Dr. Jim Taylor explains what we as parents need to focus on– and it’s not the disappointment itself:
Disappointment is a natural response to failure, but some children react to their disappointment in ways that increase the likelihood of more failure and disappointment.
In this episode, we discuss:
- why disappointments are developmentally important
- why silence is the best policy, at least during a child’s “wet cat mode”
- why “tantrums belong upstairs” is a useful household rule
- why resilience and grit may be the most important traits our children need for success
- why some kids take what Margaret calls “the brambly path,” and how to guide them (or not)

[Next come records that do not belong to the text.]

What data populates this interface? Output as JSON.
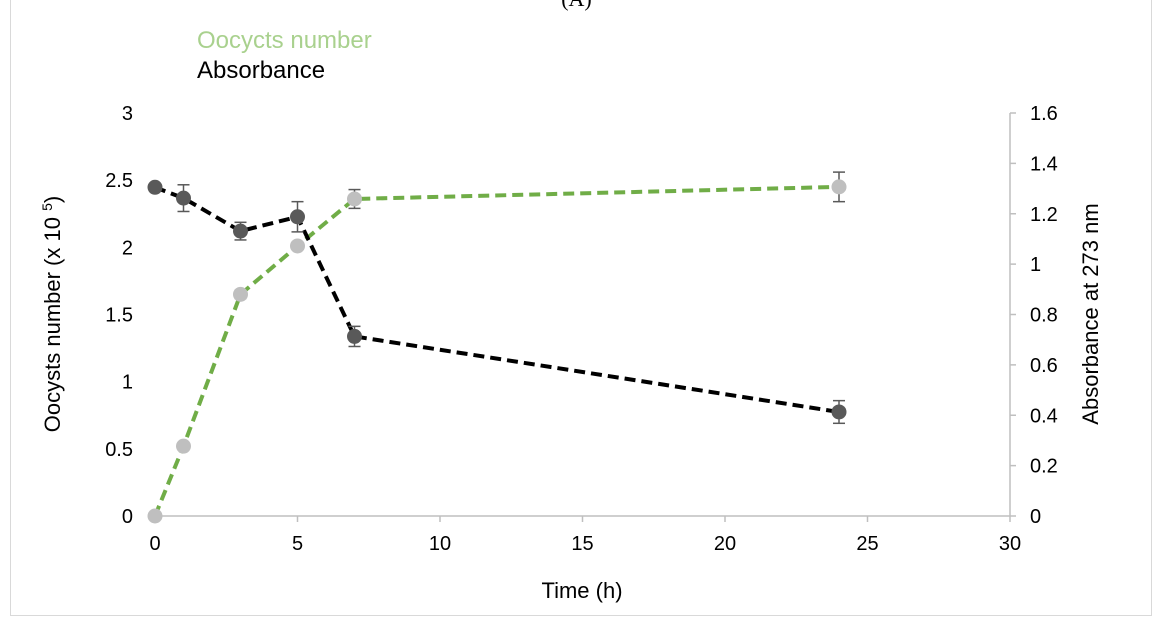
{
  "header": {
    "panel_label": "(A)"
  },
  "chart_data": {
    "type": "line",
    "title": "",
    "xlabel": "Time (h)",
    "ylabel": "Oocysts number (x 10 5)",
    "ylabel_base": "Oocysts number (x 10 ",
    "ylabel_sup": "5",
    "ylabel_end": ")",
    "y2label": "Absorbance at 273 nm",
    "xlim": [
      0,
      30
    ],
    "ylim": [
      0,
      3
    ],
    "y2lim": [
      0,
      1.6
    ],
    "xticks": [
      "0",
      "5",
      "10",
      "15",
      "20",
      "25",
      "30"
    ],
    "yticks": [
      "0",
      "0.5",
      "1",
      "1.5",
      "2",
      "2.5",
      "3"
    ],
    "y2ticks": [
      "0",
      "0.2",
      "0.4",
      "0.6",
      "0.8",
      "1",
      "1.2",
      "1.4",
      "1.6"
    ],
    "grid": false,
    "legend_position": "top-left",
    "series": [
      {
        "name": "Oocycts number",
        "axis": "left",
        "color": "#70ad47",
        "marker_color": "#bfbfbf",
        "x": [
          0,
          1,
          3,
          5,
          7,
          24
        ],
        "y": [
          0,
          0.52,
          1.65,
          2.01,
          2.36,
          2.45
        ],
        "err": [
          0,
          0,
          0.03,
          0,
          0.07,
          0.11
        ]
      },
      {
        "name": "Absorbance",
        "axis": "right",
        "color": "#000000",
        "marker_color": "#595959",
        "x": [
          0,
          1,
          3,
          5,
          7,
          24
        ],
        "y": [
          1.305,
          1.262,
          1.131,
          1.188,
          0.713,
          0.413
        ],
        "err": [
          0,
          0.053,
          0.035,
          0.06,
          0.04,
          0.045
        ]
      }
    ]
  }
}
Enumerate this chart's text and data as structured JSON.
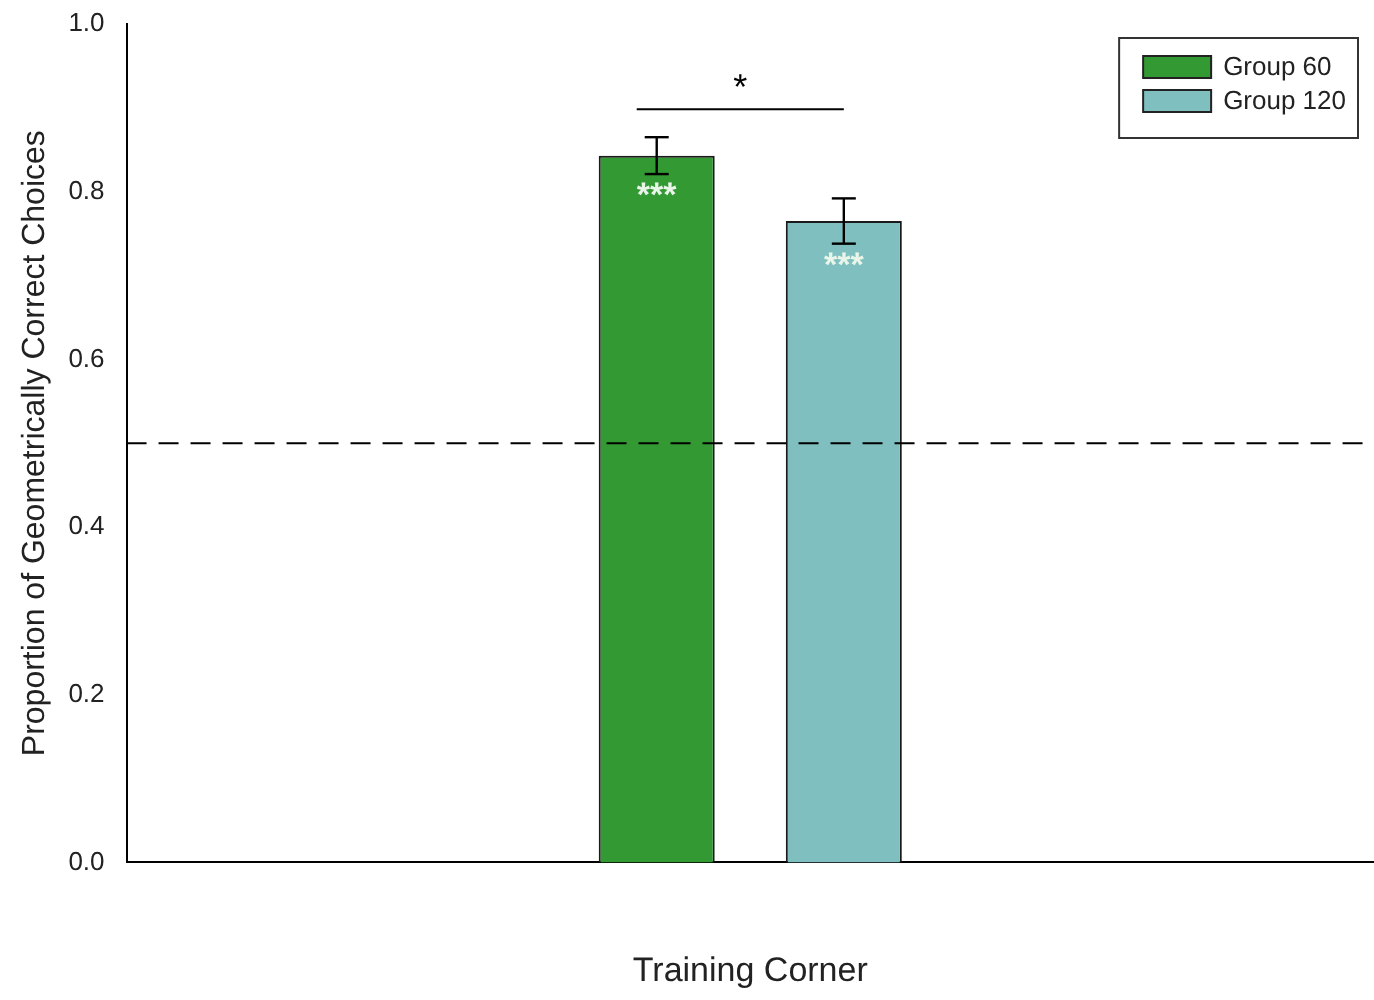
{
  "chart_data": {
    "type": "bar",
    "xlabel": "Training Corner",
    "ylabel": "Proportion of Geometrically Correct Choices",
    "categories": [
      null
    ],
    "series": [
      {
        "name": "Group 60",
        "color": "#339933",
        "values": [
          0.843
        ],
        "errors": [
          0.022
        ],
        "value_labels": [
          "***"
        ]
      },
      {
        "name": "Group 120",
        "color": "#7fbfc0",
        "values": [
          0.765
        ],
        "errors": [
          0.027
        ],
        "value_labels": [
          "***"
        ]
      }
    ],
    "ylim": [
      0,
      1.0
    ],
    "yticks": [
      {
        "value": 0,
        "label": "0.0"
      },
      {
        "value": 0.2,
        "label": "0.2"
      },
      {
        "value": 0.4,
        "label": "0.4"
      },
      {
        "value": 0.6,
        "label": "0.6"
      },
      {
        "value": 0.8,
        "label": "0.8"
      },
      {
        "value": 1.0,
        "label": "1.0"
      }
    ],
    "ref_lines": [
      {
        "axis": "y",
        "value": 0.5,
        "line_style": "dashed"
      }
    ],
    "annotations": [
      "*"
    ],
    "legend": "top right",
    "grid": false
  }
}
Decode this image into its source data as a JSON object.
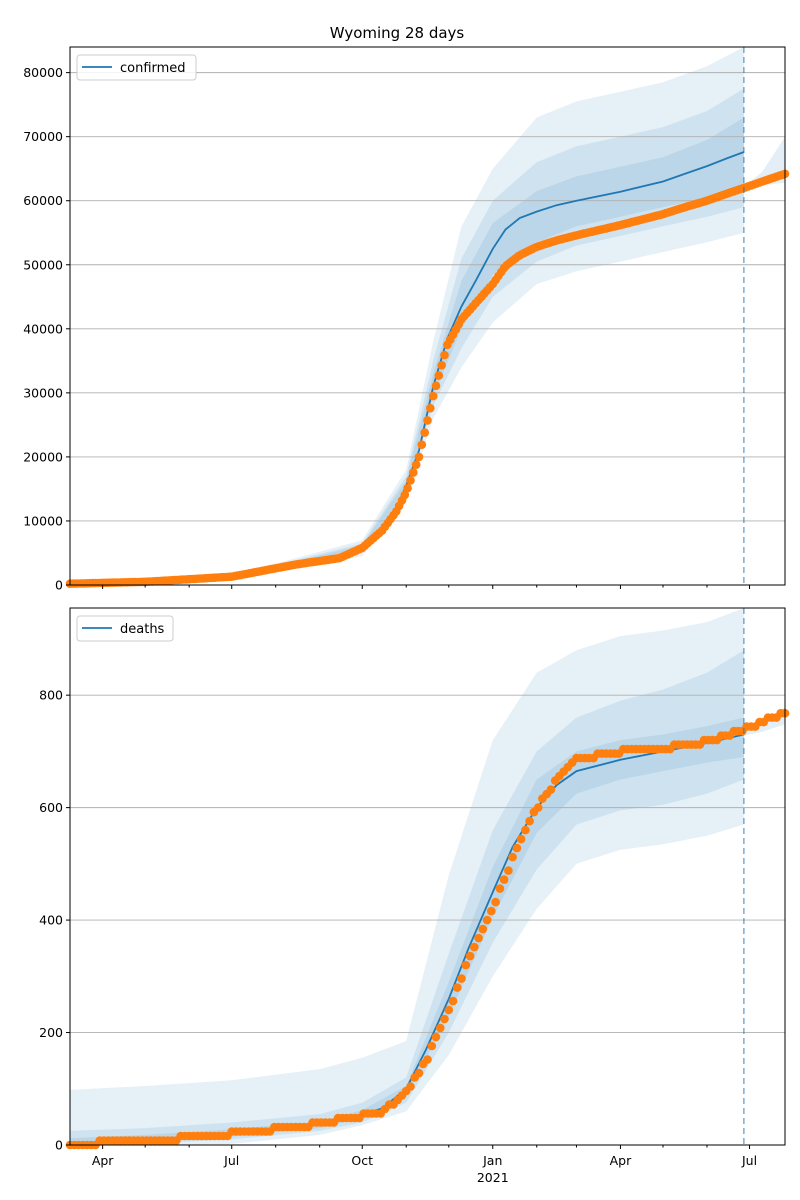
{
  "chart_data": [
    {
      "type": "line",
      "title": "Wyoming 28 days",
      "xlabel": "",
      "ylabel": "",
      "xlim": [
        "2020-03-09",
        "2021-07-26"
      ],
      "ylim": [
        0,
        84000
      ],
      "yticks": [
        0,
        10000,
        20000,
        30000,
        40000,
        50000,
        60000,
        70000,
        80000
      ],
      "grid": "horizontal",
      "legend": {
        "placement": "top-left",
        "entries": [
          "confirmed"
        ]
      },
      "forecast_start": "2021-06-27",
      "series": [
        {
          "name": "confirmed",
          "kind": "model-median",
          "x": [
            "2020-03-09",
            "2020-05-01",
            "2020-07-01",
            "2020-08-15",
            "2020-09-15",
            "2020-10-01",
            "2020-10-15",
            "2020-10-25",
            "2020-11-01",
            "2020-11-10",
            "2020-11-20",
            "2020-11-30",
            "2020-12-10",
            "2020-12-20",
            "2021-01-01",
            "2021-01-10",
            "2021-01-20",
            "2021-02-01",
            "2021-02-15",
            "2021-03-01",
            "2021-04-01",
            "2021-05-01",
            "2021-05-15",
            "2021-06-01",
            "2021-06-15",
            "2021-06-27"
          ],
          "values": [
            200,
            400,
            1300,
            3200,
            4200,
            5800,
            8500,
            12000,
            15500,
            21000,
            31000,
            38500,
            43500,
            47500,
            52500,
            55500,
            57300,
            58300,
            59300,
            60000,
            61400,
            63000,
            64100,
            65400,
            66600,
            67600
          ]
        },
        {
          "name": "confirmed",
          "kind": "observed",
          "x": [
            "2020-03-09",
            "2020-05-01",
            "2020-07-01",
            "2020-08-15",
            "2020-09-15",
            "2020-10-01",
            "2020-10-15",
            "2020-10-25",
            "2020-11-01",
            "2020-11-10",
            "2020-11-20",
            "2020-11-30",
            "2020-12-10",
            "2020-12-20",
            "2021-01-01",
            "2021-01-10",
            "2021-01-20",
            "2021-02-01",
            "2021-02-15",
            "2021-03-01",
            "2021-04-01",
            "2021-05-01",
            "2021-05-15",
            "2021-06-01",
            "2021-06-15",
            "2021-06-27",
            "2021-07-10",
            "2021-07-26"
          ],
          "values": [
            200,
            500,
            1300,
            3200,
            4200,
            5800,
            8500,
            11500,
            14500,
            20000,
            29500,
            37500,
            41500,
            44000,
            47000,
            49800,
            51500,
            52800,
            53800,
            54600,
            56200,
            57900,
            58900,
            60000,
            61100,
            62000,
            63000,
            64200
          ]
        }
      ],
      "bands": [
        {
          "level": "outer",
          "x": [
            "2020-03-09",
            "2020-07-01",
            "2020-10-01",
            "2020-11-01",
            "2020-11-20",
            "2020-12-10",
            "2021-01-01",
            "2021-02-01",
            "2021-03-01",
            "2021-04-01",
            "2021-05-01",
            "2021-06-01",
            "2021-06-27"
          ],
          "low": [
            150,
            1100,
            4500,
            13000,
            26000,
            34000,
            41000,
            47000,
            49000,
            50500,
            52000,
            53500,
            55000
          ],
          "high": [
            250,
            1500,
            7000,
            18000,
            38000,
            56000,
            65000,
            73000,
            75500,
            77000,
            78500,
            81000,
            84000
          ]
        },
        {
          "level": "middle",
          "x": [
            "2020-03-09",
            "2020-07-01",
            "2020-10-01",
            "2020-11-01",
            "2020-11-20",
            "2020-12-10",
            "2021-01-01",
            "2021-02-01",
            "2021-03-01",
            "2021-04-01",
            "2021-05-01",
            "2021-06-01",
            "2021-06-27"
          ],
          "low": [
            170,
            1200,
            5000,
            14000,
            28000,
            37000,
            45000,
            50500,
            53000,
            54500,
            56000,
            57500,
            59000
          ],
          "high": [
            230,
            1400,
            6500,
            17000,
            35000,
            51000,
            60000,
            66000,
            68500,
            70000,
            71500,
            74000,
            77500
          ]
        },
        {
          "level": "inner",
          "x": [
            "2020-03-09",
            "2020-07-01",
            "2020-10-01",
            "2020-11-01",
            "2020-11-20",
            "2020-12-10",
            "2021-01-01",
            "2021-02-01",
            "2021-03-01",
            "2021-04-01",
            "2021-05-01",
            "2021-06-01",
            "2021-06-27"
          ],
          "low": [
            185,
            1250,
            5400,
            14800,
            29500,
            40000,
            48500,
            53500,
            56000,
            57500,
            59000,
            60500,
            62500
          ],
          "high": [
            215,
            1350,
            6200,
            16300,
            33000,
            47500,
            56500,
            61500,
            63800,
            65300,
            66800,
            69500,
            73000
          ]
        },
        {
          "level": "future",
          "x": [
            "2021-06-27",
            "2021-07-10",
            "2021-07-26"
          ],
          "low": [
            61800,
            62400,
            62800
          ],
          "high": [
            62200,
            64500,
            70000
          ]
        }
      ]
    },
    {
      "type": "line",
      "title": "",
      "xlabel": "",
      "ylabel": "",
      "xlim": [
        "2020-03-09",
        "2021-07-26"
      ],
      "ylim": [
        0,
        955
      ],
      "yticks": [
        0,
        200,
        400,
        600,
        800
      ],
      "xticks": [
        "Apr",
        "Jul",
        "Oct",
        "Jan",
        "Apr",
        "Jul"
      ],
      "xtick_year": "2021",
      "grid": "horizontal",
      "legend": {
        "placement": "top-left",
        "entries": [
          "deaths"
        ]
      },
      "forecast_start": "2021-06-27",
      "series": [
        {
          "name": "deaths",
          "kind": "model-median",
          "x": [
            "2020-03-09",
            "2020-05-01",
            "2020-07-01",
            "2020-08-15",
            "2020-09-15",
            "2020-10-01",
            "2020-10-15",
            "2020-11-01",
            "2020-11-15",
            "2020-12-01",
            "2020-12-15",
            "2021-01-01",
            "2021-01-15",
            "2021-02-01",
            "2021-02-15",
            "2021-03-01",
            "2021-04-01",
            "2021-05-01",
            "2021-06-01",
            "2021-06-27"
          ],
          "values": [
            2,
            8,
            20,
            30,
            45,
            55,
            65,
            100,
            170,
            260,
            350,
            450,
            530,
            600,
            640,
            665,
            685,
            700,
            715,
            730
          ]
        },
        {
          "name": "deaths",
          "kind": "observed",
          "x": [
            "2020-03-09",
            "2020-04-15",
            "2020-05-15",
            "2020-07-01",
            "2020-08-15",
            "2020-09-15",
            "2020-10-01",
            "2020-10-15",
            "2020-11-01",
            "2020-11-15",
            "2020-12-01",
            "2020-12-15",
            "2021-01-01",
            "2021-01-15",
            "2021-02-01",
            "2021-02-15",
            "2021-03-01",
            "2021-04-01",
            "2021-05-01",
            "2021-06-01",
            "2021-06-27",
            "2021-07-10",
            "2021-07-26"
          ],
          "values": [
            3,
            5,
            10,
            20,
            32,
            45,
            52,
            58,
            95,
            150,
            240,
            330,
            420,
            510,
            600,
            650,
            685,
            700,
            705,
            718,
            738,
            752,
            768
          ]
        }
      ],
      "bands": [
        {
          "level": "outer",
          "x": [
            "2020-03-09",
            "2020-05-01",
            "2020-07-01",
            "2020-09-01",
            "2020-10-01",
            "2020-11-01",
            "2020-12-01",
            "2021-01-01",
            "2021-02-01",
            "2021-03-01",
            "2021-04-01",
            "2021-05-01",
            "2021-06-01",
            "2021-06-27"
          ],
          "low": [
            0,
            0,
            2,
            18,
            35,
            60,
            160,
            300,
            420,
            500,
            525,
            535,
            550,
            570
          ],
          "high": [
            98,
            105,
            115,
            135,
            155,
            185,
            480,
            720,
            840,
            880,
            905,
            915,
            930,
            955
          ]
        },
        {
          "level": "middle",
          "x": [
            "2020-03-09",
            "2020-05-01",
            "2020-07-01",
            "2020-09-01",
            "2020-10-01",
            "2020-11-01",
            "2020-12-01",
            "2021-01-01",
            "2021-02-01",
            "2021-03-01",
            "2021-04-01",
            "2021-05-01",
            "2021-06-01",
            "2021-06-27"
          ],
          "low": [
            0,
            2,
            10,
            25,
            40,
            75,
            200,
            360,
            490,
            570,
            595,
            605,
            625,
            650
          ],
          "high": [
            25,
            30,
            40,
            55,
            75,
            120,
            340,
            560,
            700,
            760,
            790,
            810,
            840,
            880
          ]
        },
        {
          "level": "inner",
          "x": [
            "2020-03-09",
            "2020-05-01",
            "2020-07-01",
            "2020-09-01",
            "2020-10-01",
            "2020-11-01",
            "2020-12-01",
            "2021-01-01",
            "2021-02-01",
            "2021-03-01",
            "2021-04-01",
            "2021-05-01",
            "2021-06-01",
            "2021-06-27"
          ],
          "low": [
            0,
            5,
            15,
            30,
            48,
            88,
            230,
            405,
            555,
            625,
            650,
            665,
            680,
            690
          ],
          "high": [
            12,
            18,
            28,
            42,
            62,
            105,
            290,
            495,
            650,
            700,
            720,
            730,
            745,
            760
          ]
        },
        {
          "level": "future",
          "x": [
            "2021-06-27",
            "2021-07-10",
            "2021-07-26"
          ],
          "low": [
            728,
            735,
            748
          ],
          "high": [
            735,
            755,
            778
          ]
        }
      ]
    }
  ]
}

And here’s some advice we talk about in the episode and find really useful:
- from Nancy Star for the Washington Post: “The First Rule of Sports (and all) Parenting: Don’t Speak”
- from Renée Jain at gozen.com: Why One Kid Gives Up While Another One Does Not: A Visual Story
- from Dr. Jim Taylor for Psychology Today: “Could Disappointment for Children Really Be Healthy?”
- from edutopia.org, some resources on how to foster resilience and grit in our kids
- from Bruce E. Brown of Proactive Coaching: why it’s never wrong to say “I love to watch you play”
- from Margaret’s dad: “Never judge a crossroads.”